These days, video game loot boxes aren’t quite as ubiquitous as they once were, but that hasn’t stopped one young player from suing Nintendo over their inclusion in the mobile game Mario Kart Tour. The suit claims that the game’s loot boxes (known as Spotlight Pipes) are a form of trickery that encourages “addictive behaviors akin to gambling.”
As reported by Axios, these Spotlight Pipes are loot boxes with undisclosed odds, and players used to be able to spend real money to activate the pipes again and again to obtain useful upgrades. (That functionality was removed last year.) The suit’s plaintiff apparently spent more than $170 on microtransactions in Mario Kart Tour. The suit alleges that Nintendo intentionally steered players towards Spotlight Pipes in order to progress in the game, a practice known as “dark patterns” that has been made illegal in Washington and California in recent years.

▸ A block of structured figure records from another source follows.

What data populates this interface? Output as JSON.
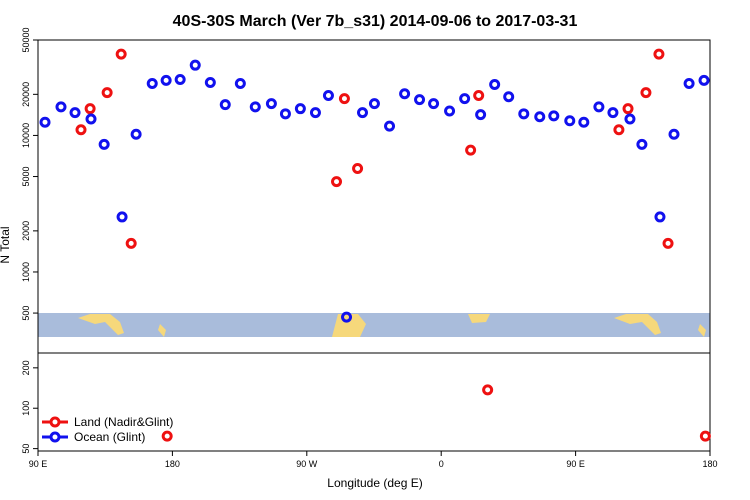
{
  "chart_data": [
    {
      "type": "scatter",
      "title": "40S-30S March (Ver 7b_s31)   2014-09-06 to 2017-03-31",
      "ylabel": "N Total",
      "log_y": true,
      "xlim": [
        90,
        540
      ],
      "ylim": [
        255,
        50000
      ],
      "yticks": [
        500,
        1000,
        2000,
        5000,
        10000,
        20000,
        50000
      ],
      "series": [
        {
          "name": "Land (Nadir&Glint)",
          "color": "#ee1111",
          "x": [
            118.8,
            124.9,
            136.3,
            145.7,
            152.4,
            289.9,
            295.2,
            304.0,
            379.7,
            385.1,
            479.0,
            485.1,
            497.1,
            505.8,
            511.9
          ],
          "values": [
            11000,
            15700,
            20600,
            39400,
            1620,
            4590,
            18600,
            5730,
            7800,
            19600,
            11000,
            15700,
            20600,
            39400,
            1620
          ]
        },
        {
          "name": "Ocean (Glint)",
          "color": "#1111ee",
          "x": [
            94.7,
            105.4,
            114.8,
            125.5,
            134.3,
            146.3,
            155.7,
            166.5,
            175.8,
            185.2,
            195.3,
            205.4,
            215.4,
            225.5,
            235.5,
            246.3,
            255.7,
            265.7,
            275.8,
            284.5,
            296.6,
            307.3,
            315.3,
            325.4,
            335.5,
            345.5,
            354.9,
            365.6,
            375.7,
            386.4,
            395.8,
            405.2,
            415.3,
            426.0,
            435.4,
            446.1,
            455.5,
            465.6,
            475.0,
            486.4,
            494.4,
            506.5,
            515.9,
            526.0,
            536.0
          ],
          "values": [
            12500,
            16200,
            14700,
            13200,
            8600,
            2530,
            10200,
            24000,
            25300,
            25700,
            32700,
            24400,
            16800,
            24000,
            16200,
            17100,
            14400,
            15700,
            14700,
            19600,
            467,
            14700,
            17100,
            11700,
            20200,
            18300,
            17100,
            15100,
            18600,
            14200,
            23600,
            19200,
            14400,
            13700,
            13900,
            12800,
            12500,
            16200,
            14700,
            13200,
            8600,
            2530,
            10200,
            24000,
            25300
          ]
        }
      ]
    },
    {
      "type": "scatter",
      "xlabel": "Longitude (deg E)",
      "log_y": true,
      "xlim": [
        90,
        540
      ],
      "ylim": [
        48,
        258
      ],
      "yticks": [
        50,
        100,
        200
      ],
      "xticks": [
        {
          "value": 90,
          "label": "90 E"
        },
        180,
        {
          "value": 270,
          "label": "90 W"
        },
        {
          "value": 360,
          "label": "0"
        },
        {
          "value": 450,
          "label": "90 E"
        },
        {
          "value": 540,
          "label": "180"
        }
      ],
      "series": [
        {
          "color": "#ee1111",
          "x": [
            176.5,
            391.1,
            536.9
          ],
          "values": [
            62,
            137,
            62
          ]
        }
      ]
    }
  ]
}
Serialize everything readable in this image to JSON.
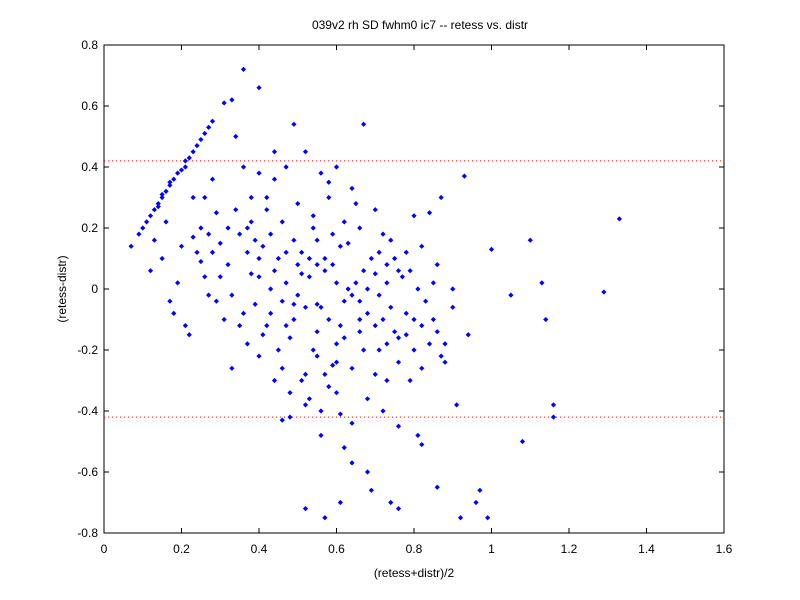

Nintendo replaced Spotlight Pipes with an in-game shop where players can buy the items directly last year. We’ve reached out to Nintendo for comment, and we’ll update this piece if we hear back. The Tokyo giant is far from the only company to face legal scrutiny due to loot boxes; last year, the FTC fined Epic Games more than $500 million for using “dark patterns” to encourage Fortnite players to make purchases in its online store. It’s likely that suits like these are a major part of why big games have largely replaced loot box systems with battle passes, a trend perhaps exemplified by Overwatch 2.